93). The concept is related, but different from, Marx`s theories of commodity alienation and fetishism. [1] Alienation is the general state of human alienation; Reification is a specific form of alienation; Commodity fetishism is a specific form of reification. Andrew Feenberg (1981) interprets Lukács` central category of “consciousness” as similar to anthropological notions of culture as a set of practices. [4] [5] In particular, the reification of consciousness is therefore more than a simple act of error detection; It concerns daily social practice at a fundamental level beyond the individual subject. 1. The treatment of a relatively abstract designator (e.g., technology, mind, or self) as if it were a single, limited, undifferentiated, solid, and immutable thing whose essential nature could be taken for granted (see essentialism). It is a representative practice that serves to establish the obvious reality of the concept in question by treating it as if it had the ontological status of a certain physical thing in an objective material world. Reification removes human intervention in the process of definition, as if the signifier were neutral and an integral part of something already existing in the world. Reification does not take into account the cultural and ideological framework conditions that produced the signifier.

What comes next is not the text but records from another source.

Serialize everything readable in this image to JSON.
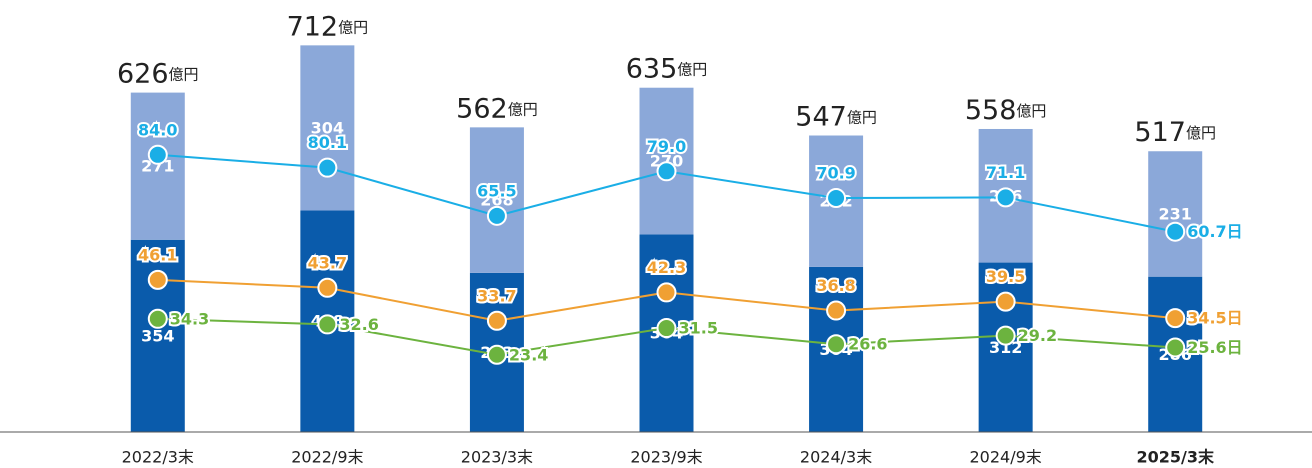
{
  "chart_data": {
    "type": "bar",
    "categories": [
      "2022/3末",
      "2022/9末",
      "2023/3末",
      "2023/9末",
      "2024/3末",
      "2024/9末",
      "2025/3末"
    ],
    "series": [
      {
        "type": "bar",
        "color": "#0a5bab",
        "values": [
          354,
          408,
          293,
          364,
          304,
          312,
          286
        ]
      },
      {
        "type": "bar",
        "color": "#8ba8d9",
        "values": [
          271,
          304,
          268,
          270,
          242,
          246,
          231
        ]
      },
      {
        "type": "line",
        "axis": "y2",
        "color": "#1aaee6",
        "values": [
          84.0,
          80.1,
          65.5,
          79.0,
          70.9,
          71.1,
          60.7
        ],
        "value_labels": [
          "84.0",
          "80.1",
          "65.5",
          "79.0",
          "70.9",
          "71.1",
          "60.7日"
        ]
      },
      {
        "type": "line",
        "axis": "y2",
        "color": "#f0a033",
        "values": [
          46.1,
          43.7,
          33.7,
          42.3,
          36.8,
          39.5,
          34.5
        ],
        "value_labels": [
          "46.1",
          "43.7",
          "33.7",
          "42.3",
          "36.8",
          "39.5",
          "34.5日"
        ]
      },
      {
        "type": "line",
        "axis": "y2",
        "color": "#6cb33f",
        "values": [
          34.3,
          32.6,
          23.4,
          31.5,
          26.6,
          29.2,
          25.6
        ],
        "value_labels": [
          "34.3",
          "32.6",
          "23.4",
          "31.5",
          "26.6",
          "29.2",
          "25.6日"
        ]
      }
    ],
    "total_labels": [
      "626",
      "712",
      "562",
      "635",
      "547",
      "558",
      "517"
    ],
    "total_unit": "億円",
    "ylim": [
      0,
      790
    ],
    "y2lim": [
      0,
      130
    ]
  }
}
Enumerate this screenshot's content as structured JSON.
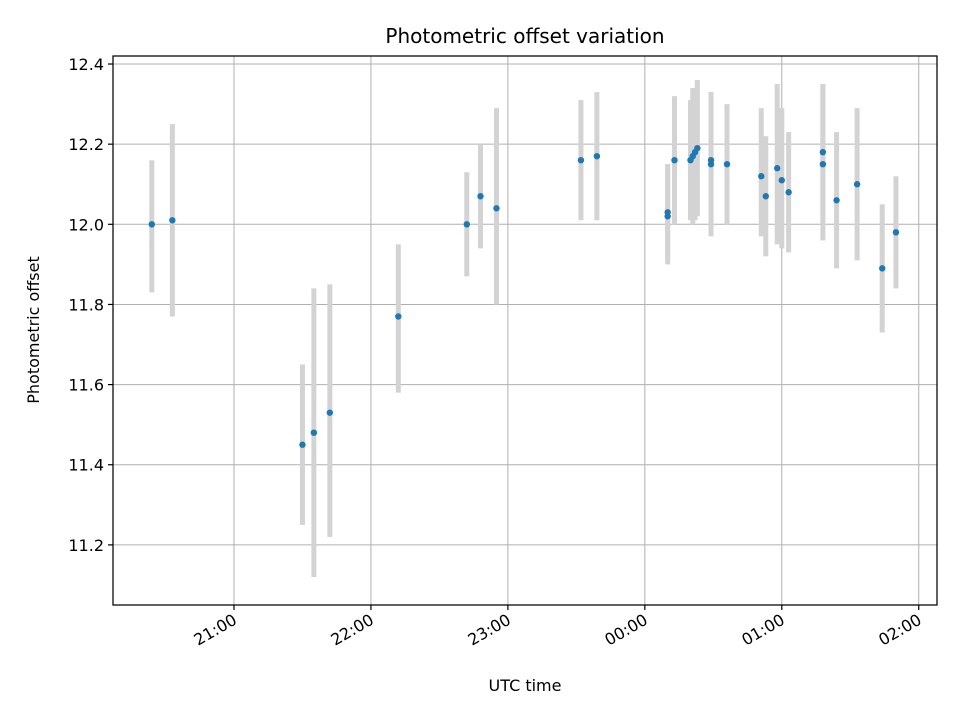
{
  "chart_data": {
    "type": "scatter",
    "title": "Photometric offset variation",
    "xlabel": "UTC time",
    "ylabel": "Photometric offset",
    "x_ticks": [
      "21:00",
      "22:00",
      "23:00",
      "00:00",
      "01:00",
      "02:00"
    ],
    "x_tick_times": [
      "2000-01-01T21:00",
      "2000-01-01T22:00",
      "2000-01-01T23:00",
      "2000-01-02T00:00",
      "2000-01-02T01:00",
      "2000-01-02T02:00"
    ],
    "xlim": [
      "2000-01-01T20:07",
      "2000-01-02T02:08"
    ],
    "y_ticks": [
      "11.2",
      "11.4",
      "11.6",
      "11.8",
      "12.0",
      "12.2",
      "12.4"
    ],
    "ylim": [
      11.05,
      12.42
    ],
    "grid": true,
    "marker_color": "#1f77b4",
    "errorbar_color": "#d3d3d3",
    "points": [
      {
        "x": "2000-01-01T20:24",
        "y": 12.0,
        "low": 11.83,
        "high": 12.16
      },
      {
        "x": "2000-01-01T20:33",
        "y": 12.01,
        "low": 11.77,
        "high": 12.25
      },
      {
        "x": "2000-01-01T21:30",
        "y": 11.45,
        "low": 11.25,
        "high": 11.65
      },
      {
        "x": "2000-01-01T21:35",
        "y": 11.48,
        "low": 11.12,
        "high": 11.84
      },
      {
        "x": "2000-01-01T21:42",
        "y": 11.53,
        "low": 11.22,
        "high": 11.85
      },
      {
        "x": "2000-01-01T22:12",
        "y": 11.77,
        "low": 11.58,
        "high": 11.95
      },
      {
        "x": "2000-01-01T22:42",
        "y": 12.0,
        "low": 11.87,
        "high": 12.13
      },
      {
        "x": "2000-01-01T22:48",
        "y": 12.07,
        "low": 11.94,
        "high": 12.2
      },
      {
        "x": "2000-01-01T22:55",
        "y": 12.04,
        "low": 11.8,
        "high": 12.29
      },
      {
        "x": "2000-01-01T23:32",
        "y": 12.16,
        "low": 12.01,
        "high": 12.31
      },
      {
        "x": "2000-01-01T23:39",
        "y": 12.17,
        "low": 12.01,
        "high": 12.33
      },
      {
        "x": "2000-01-02T00:10",
        "y": 12.02,
        "low": 11.9,
        "high": 12.15
      },
      {
        "x": "2000-01-02T00:10",
        "y": 12.03,
        "low": 11.91,
        "high": 12.15
      },
      {
        "x": "2000-01-02T00:13",
        "y": 12.16,
        "low": 12.0,
        "high": 12.32
      },
      {
        "x": "2000-01-02T00:20",
        "y": 12.16,
        "low": 12.01,
        "high": 12.31
      },
      {
        "x": "2000-01-02T00:21",
        "y": 12.17,
        "low": 12.0,
        "high": 12.34
      },
      {
        "x": "2000-01-02T00:22",
        "y": 12.18,
        "low": 12.01,
        "high": 12.34
      },
      {
        "x": "2000-01-02T00:23",
        "y": 12.19,
        "low": 12.02,
        "high": 12.36
      },
      {
        "x": "2000-01-02T00:29",
        "y": 12.15,
        "low": 11.97,
        "high": 12.33
      },
      {
        "x": "2000-01-02T00:29",
        "y": 12.16,
        "low": 11.99,
        "high": 12.33
      },
      {
        "x": "2000-01-02T00:36",
        "y": 12.15,
        "low": 12.0,
        "high": 12.3
      },
      {
        "x": "2000-01-02T00:51",
        "y": 12.12,
        "low": 11.97,
        "high": 12.29
      },
      {
        "x": "2000-01-02T00:53",
        "y": 12.07,
        "low": 11.92,
        "high": 12.22
      },
      {
        "x": "2000-01-02T00:58",
        "y": 12.14,
        "low": 11.95,
        "high": 12.35
      },
      {
        "x": "2000-01-02T01:00",
        "y": 12.11,
        "low": 11.94,
        "high": 12.29
      },
      {
        "x": "2000-01-02T01:03",
        "y": 12.08,
        "low": 11.93,
        "high": 12.23
      },
      {
        "x": "2000-01-02T01:18",
        "y": 12.15,
        "low": 11.96,
        "high": 12.35
      },
      {
        "x": "2000-01-02T01:18",
        "y": 12.18,
        "low": 12.01,
        "high": 12.35
      },
      {
        "x": "2000-01-02T01:24",
        "y": 12.06,
        "low": 11.89,
        "high": 12.23
      },
      {
        "x": "2000-01-02T01:33",
        "y": 12.1,
        "low": 11.91,
        "high": 12.29
      },
      {
        "x": "2000-01-02T01:44",
        "y": 11.89,
        "low": 11.73,
        "high": 12.05
      },
      {
        "x": "2000-01-02T01:50",
        "y": 11.98,
        "low": 11.84,
        "high": 12.12
      }
    ]
  }
}
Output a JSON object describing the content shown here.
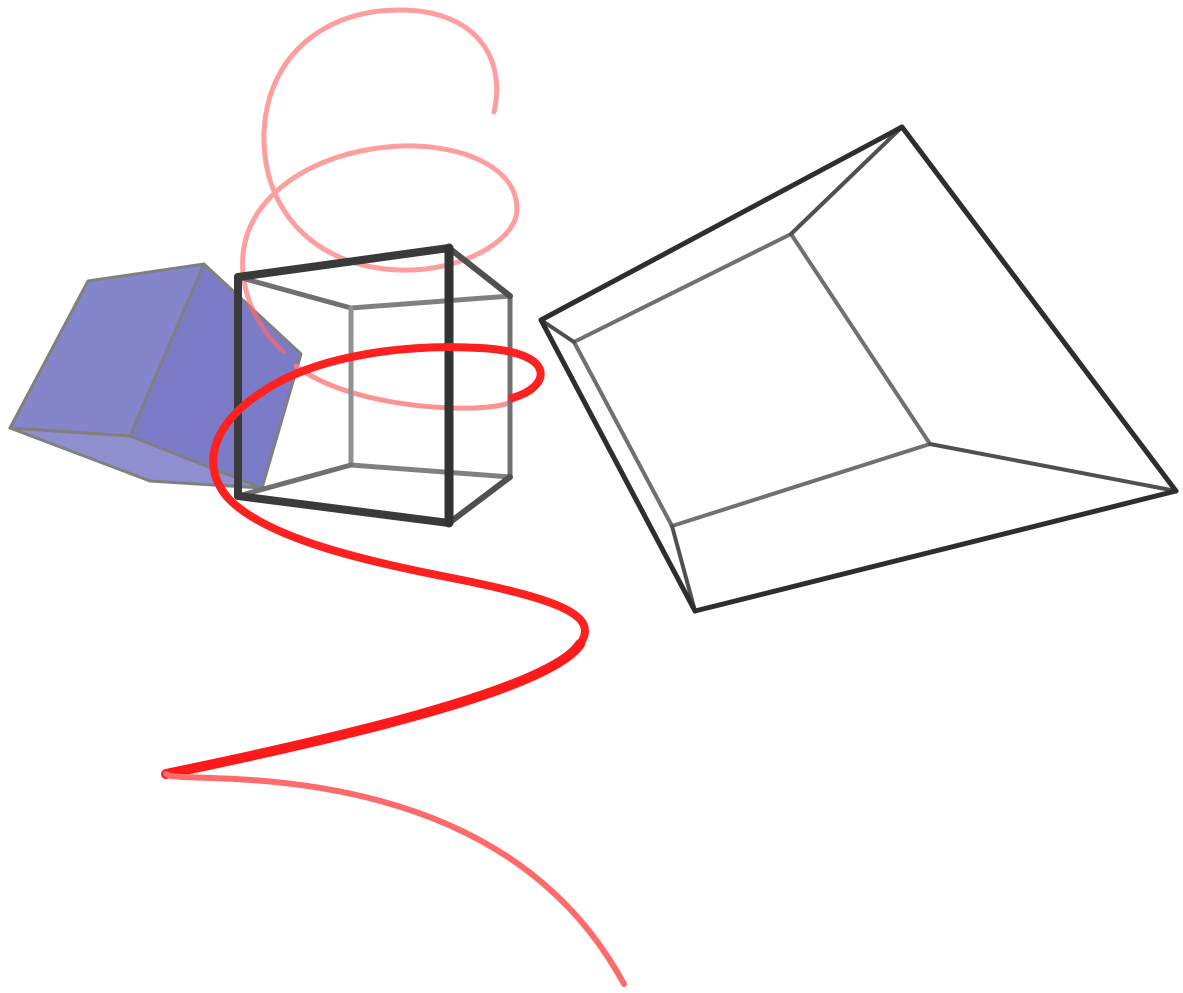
{
  "scene": {
    "shapes": [
      {
        "id": "shaded-cube",
        "kind": "solid-box",
        "fill_color": "#7a7ac8",
        "edge_color": "#808080"
      },
      {
        "id": "wire-cube",
        "kind": "wireframe-box",
        "edge_color": "#3a3a3a"
      },
      {
        "id": "wire-frustum",
        "kind": "wireframe-frustum",
        "edge_color": "#2e2e2e"
      },
      {
        "id": "helix-curve",
        "kind": "3d-spiral-curve",
        "stroke_color": "#ff1e1e"
      }
    ]
  }
}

Just because we have a word for something like ourselves or the mind does not make it a “real” entity, and yet the widespread and routine use of a signifier can confirm the existence of the signifier as something obvious in itself. Perception itself can inevitably involve reification. Technological determinists are often criticized for objectifying technology in general or a particular medium such as television or computers. Reification is a hard-to-avoid accusation, as any use of linguistic categorization (including words such as “society” or “culture”) could be attacked as reification. Although this process is not yet complete, the methods of obtaining surplus labor are obviously more brutal than in the later, more developed phase, but the process of objectification of labor and therefore also of the consciousness of the worker is much less advanced. Reification requires that a society learn to satisfy all its needs in terms of commodity exchange. The separation of the producer from his means of production, the dissolution and destruction of all “natural” units of production, etc. And all the social and economic conditions necessary for the emergence of modern capitalism tend to replace “natural” relations, which more clearly show human relations, with rationally reified relations. “Social relations between individuals in the exercise of their work,” Marx observes, referring to pre-capitalist societies, “appear in any case as their own personal relations and are not disguised as social relations between the products of labour.” [15] The fact that the limits are not clearly defined should not obscure the qualitative nature of the decisive distinction. The situation in which the exchange of commodities is not dominant was defined by Marx as follows: “The quantitative relation in which products are exchanged is at first quite arbitrary. They take the form of commodities because they are interchangeable goods, that is, the expression of one and the same third party.

Continuous exchange and more regular reproduction for the sake of exchange increasingly reduce this arbitrariness. But initially not for the producer and the consumer, but for their intermediary, the trader, who compares money prices and pockets the difference.